192 Power-Off_Retract_Count 0x0032 099 099 050 Old_age Always - 2078

193 Load_Cycle_Count 0x0012 099 099 050 Old_age Always - 2078

194 Temperature_Celsius 0x0002 152 152 000 Old_age Always - 36 (Lifetime Min/Max 0/48)

196 Reallocated_Event_Count 0x0032 100 100 000 Old_age Always - 0

197 Current_Pending_Sector 0x0022 100 100 000 Old_age Always - 0

198 Offline_Uncorrectable 0x0008 100 100 000 Old_age Offline - 0

199 UDMA_CRC_Error_Count 0x000a 200 253 000 Old_age Always - 0

SMART Error Log Version: 1

No Errors Logged

SMART Self-test log structure revision number 1

Num Test_Description Status Remaining LifeTime(hours) LBA_of_first_error

# 1 Extended offline Completed without error 00% 3019 -

Warning! SMART Selective Self-Test Log Structure error: invalid SMART checksum.

SMART Selective self-test log data structure revision number 1

 SPAN MIN_LBA MAX_LBA CURRENT_TEST_STATUS

    1 0 0 Not_testing

    2 0 0 Not_testing

    3 0 0 Not_testing

    4 0 0 Not_testing

    5 0 0 Not_testing

Selective self-test flags (0x0):

  After scanning selected spans, do NOT read-scan remainder of disk.

If Selective self-test is pending on power-up, resume after 0 minute delay.

If I read this right (not at all certain!) it doesn't look good.

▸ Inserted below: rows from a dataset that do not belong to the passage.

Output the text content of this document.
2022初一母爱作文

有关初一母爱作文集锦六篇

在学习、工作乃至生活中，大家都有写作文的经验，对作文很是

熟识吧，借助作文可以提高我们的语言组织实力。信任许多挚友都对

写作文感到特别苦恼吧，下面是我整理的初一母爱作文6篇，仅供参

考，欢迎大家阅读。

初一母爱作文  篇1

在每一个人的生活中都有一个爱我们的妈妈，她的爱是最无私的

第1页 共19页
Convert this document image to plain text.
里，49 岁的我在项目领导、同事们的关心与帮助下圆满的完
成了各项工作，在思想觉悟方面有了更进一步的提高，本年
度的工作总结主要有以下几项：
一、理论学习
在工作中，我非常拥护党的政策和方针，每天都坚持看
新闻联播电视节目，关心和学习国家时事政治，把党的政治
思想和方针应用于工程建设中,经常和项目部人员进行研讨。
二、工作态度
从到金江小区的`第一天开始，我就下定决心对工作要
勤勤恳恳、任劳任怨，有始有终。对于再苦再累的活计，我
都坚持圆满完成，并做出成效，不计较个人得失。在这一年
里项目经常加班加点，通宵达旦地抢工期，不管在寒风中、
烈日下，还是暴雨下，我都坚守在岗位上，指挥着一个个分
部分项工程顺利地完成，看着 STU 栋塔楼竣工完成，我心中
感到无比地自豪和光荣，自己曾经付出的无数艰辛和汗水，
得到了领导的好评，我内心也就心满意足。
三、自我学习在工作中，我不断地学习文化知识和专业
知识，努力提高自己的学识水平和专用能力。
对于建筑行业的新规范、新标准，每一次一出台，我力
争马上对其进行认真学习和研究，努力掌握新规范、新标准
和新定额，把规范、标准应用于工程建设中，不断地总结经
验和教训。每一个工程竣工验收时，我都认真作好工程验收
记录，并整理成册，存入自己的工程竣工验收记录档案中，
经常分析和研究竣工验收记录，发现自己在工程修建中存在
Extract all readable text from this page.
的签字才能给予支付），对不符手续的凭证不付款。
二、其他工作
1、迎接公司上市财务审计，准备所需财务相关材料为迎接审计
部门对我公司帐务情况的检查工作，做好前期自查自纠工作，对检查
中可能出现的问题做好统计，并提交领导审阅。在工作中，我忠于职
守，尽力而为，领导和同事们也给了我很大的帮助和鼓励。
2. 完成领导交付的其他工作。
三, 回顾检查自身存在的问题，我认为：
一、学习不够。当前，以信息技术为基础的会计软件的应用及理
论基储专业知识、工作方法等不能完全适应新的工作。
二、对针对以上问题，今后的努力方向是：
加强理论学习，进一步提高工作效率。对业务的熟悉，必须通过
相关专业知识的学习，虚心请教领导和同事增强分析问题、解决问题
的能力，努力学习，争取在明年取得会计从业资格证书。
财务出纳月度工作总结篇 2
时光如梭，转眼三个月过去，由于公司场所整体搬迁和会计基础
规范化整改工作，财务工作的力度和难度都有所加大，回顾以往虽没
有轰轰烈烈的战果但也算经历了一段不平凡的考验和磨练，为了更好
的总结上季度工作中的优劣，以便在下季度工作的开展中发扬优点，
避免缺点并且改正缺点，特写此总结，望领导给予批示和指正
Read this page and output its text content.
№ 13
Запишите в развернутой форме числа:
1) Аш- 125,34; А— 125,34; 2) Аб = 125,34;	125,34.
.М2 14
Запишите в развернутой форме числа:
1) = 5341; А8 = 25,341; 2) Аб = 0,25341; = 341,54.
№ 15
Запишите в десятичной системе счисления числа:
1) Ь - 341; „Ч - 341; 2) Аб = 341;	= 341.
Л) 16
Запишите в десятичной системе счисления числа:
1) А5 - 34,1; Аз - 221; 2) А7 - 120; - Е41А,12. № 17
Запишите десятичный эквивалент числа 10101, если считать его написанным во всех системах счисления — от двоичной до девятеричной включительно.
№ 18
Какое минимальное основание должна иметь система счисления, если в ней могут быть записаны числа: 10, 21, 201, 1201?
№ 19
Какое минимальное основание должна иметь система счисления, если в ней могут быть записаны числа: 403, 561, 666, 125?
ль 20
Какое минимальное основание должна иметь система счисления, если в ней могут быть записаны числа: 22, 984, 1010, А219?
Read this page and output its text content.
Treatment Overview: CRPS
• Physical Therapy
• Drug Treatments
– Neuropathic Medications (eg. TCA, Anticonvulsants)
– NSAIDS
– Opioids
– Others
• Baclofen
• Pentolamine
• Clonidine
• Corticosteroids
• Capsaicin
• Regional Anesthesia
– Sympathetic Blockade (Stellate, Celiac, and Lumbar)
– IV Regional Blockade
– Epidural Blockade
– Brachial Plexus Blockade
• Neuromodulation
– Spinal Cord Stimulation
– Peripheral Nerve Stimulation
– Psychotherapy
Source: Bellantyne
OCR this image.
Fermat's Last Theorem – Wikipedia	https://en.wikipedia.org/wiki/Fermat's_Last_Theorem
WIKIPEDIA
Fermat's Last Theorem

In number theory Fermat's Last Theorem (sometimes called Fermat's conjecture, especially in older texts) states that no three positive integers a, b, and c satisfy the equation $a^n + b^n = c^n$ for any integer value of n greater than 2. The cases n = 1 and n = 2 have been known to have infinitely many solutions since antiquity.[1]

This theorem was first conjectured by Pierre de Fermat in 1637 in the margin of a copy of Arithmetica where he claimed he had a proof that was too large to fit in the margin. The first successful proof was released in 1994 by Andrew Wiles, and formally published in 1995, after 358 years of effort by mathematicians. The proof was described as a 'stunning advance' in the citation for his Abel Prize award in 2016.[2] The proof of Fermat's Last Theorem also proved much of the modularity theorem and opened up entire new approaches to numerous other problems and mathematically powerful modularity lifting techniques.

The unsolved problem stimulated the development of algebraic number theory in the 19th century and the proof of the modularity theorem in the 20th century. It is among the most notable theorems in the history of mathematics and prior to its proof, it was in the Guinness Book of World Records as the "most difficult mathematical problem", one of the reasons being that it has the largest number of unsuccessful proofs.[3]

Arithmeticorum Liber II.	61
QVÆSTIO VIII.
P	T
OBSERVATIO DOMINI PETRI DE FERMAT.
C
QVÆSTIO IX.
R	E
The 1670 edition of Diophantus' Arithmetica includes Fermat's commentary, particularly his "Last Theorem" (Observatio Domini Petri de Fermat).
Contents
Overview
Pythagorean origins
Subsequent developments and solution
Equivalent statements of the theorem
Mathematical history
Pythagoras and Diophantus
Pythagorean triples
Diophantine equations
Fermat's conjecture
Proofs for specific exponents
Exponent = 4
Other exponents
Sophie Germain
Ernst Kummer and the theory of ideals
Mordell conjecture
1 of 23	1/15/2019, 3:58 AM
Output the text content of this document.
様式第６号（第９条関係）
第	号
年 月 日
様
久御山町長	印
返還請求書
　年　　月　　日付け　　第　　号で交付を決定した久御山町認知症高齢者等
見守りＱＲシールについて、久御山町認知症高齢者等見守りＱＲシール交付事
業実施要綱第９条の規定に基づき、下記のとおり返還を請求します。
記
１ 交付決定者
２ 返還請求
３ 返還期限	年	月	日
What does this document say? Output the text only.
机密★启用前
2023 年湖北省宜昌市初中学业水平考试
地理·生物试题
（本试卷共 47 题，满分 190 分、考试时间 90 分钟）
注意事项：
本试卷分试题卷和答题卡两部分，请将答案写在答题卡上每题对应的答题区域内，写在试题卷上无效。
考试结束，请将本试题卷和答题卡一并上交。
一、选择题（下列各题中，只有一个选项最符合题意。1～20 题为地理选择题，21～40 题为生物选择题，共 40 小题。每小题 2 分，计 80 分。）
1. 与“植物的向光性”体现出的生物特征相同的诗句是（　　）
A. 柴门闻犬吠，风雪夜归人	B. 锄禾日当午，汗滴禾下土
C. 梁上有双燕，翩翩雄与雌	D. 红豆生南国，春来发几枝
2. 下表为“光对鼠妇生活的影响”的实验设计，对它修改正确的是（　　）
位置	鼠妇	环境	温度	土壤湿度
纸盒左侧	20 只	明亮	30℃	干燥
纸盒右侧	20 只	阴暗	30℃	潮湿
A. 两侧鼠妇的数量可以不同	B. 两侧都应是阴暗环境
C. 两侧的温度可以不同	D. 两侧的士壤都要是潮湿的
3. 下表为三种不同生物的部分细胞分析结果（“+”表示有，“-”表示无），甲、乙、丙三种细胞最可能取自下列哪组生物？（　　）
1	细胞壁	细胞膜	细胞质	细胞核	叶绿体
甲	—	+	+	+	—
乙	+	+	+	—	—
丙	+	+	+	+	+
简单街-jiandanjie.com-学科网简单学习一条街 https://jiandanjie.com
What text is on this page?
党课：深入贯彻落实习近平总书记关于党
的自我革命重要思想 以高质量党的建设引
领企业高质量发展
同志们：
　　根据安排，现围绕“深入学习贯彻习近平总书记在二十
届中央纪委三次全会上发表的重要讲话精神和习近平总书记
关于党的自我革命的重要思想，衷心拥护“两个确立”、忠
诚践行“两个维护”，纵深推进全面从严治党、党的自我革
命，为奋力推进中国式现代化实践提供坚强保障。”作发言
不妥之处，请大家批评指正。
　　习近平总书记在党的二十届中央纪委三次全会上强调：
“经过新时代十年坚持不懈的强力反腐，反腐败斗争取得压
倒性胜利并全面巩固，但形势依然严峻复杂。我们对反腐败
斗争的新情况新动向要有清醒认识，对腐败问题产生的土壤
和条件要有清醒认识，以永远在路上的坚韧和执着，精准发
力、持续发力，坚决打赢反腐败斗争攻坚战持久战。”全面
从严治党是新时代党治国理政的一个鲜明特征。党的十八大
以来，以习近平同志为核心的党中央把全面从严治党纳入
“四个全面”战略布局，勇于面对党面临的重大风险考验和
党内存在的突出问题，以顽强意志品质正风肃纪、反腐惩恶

My disc seems to be showing more signs of old age than I am!
If so, apart from getting another computer and starting all over again, is there anything I can do about it?

Thanks again

The situation seems to have solved itself somehow. I tried various things after the login. startx gave me screens but with no windows so rather inconvenient. Eventually lightdm did something useful and got the system back to normal but I've no idea how. So for the moment I'm OK. Thanks Eliah for all you help.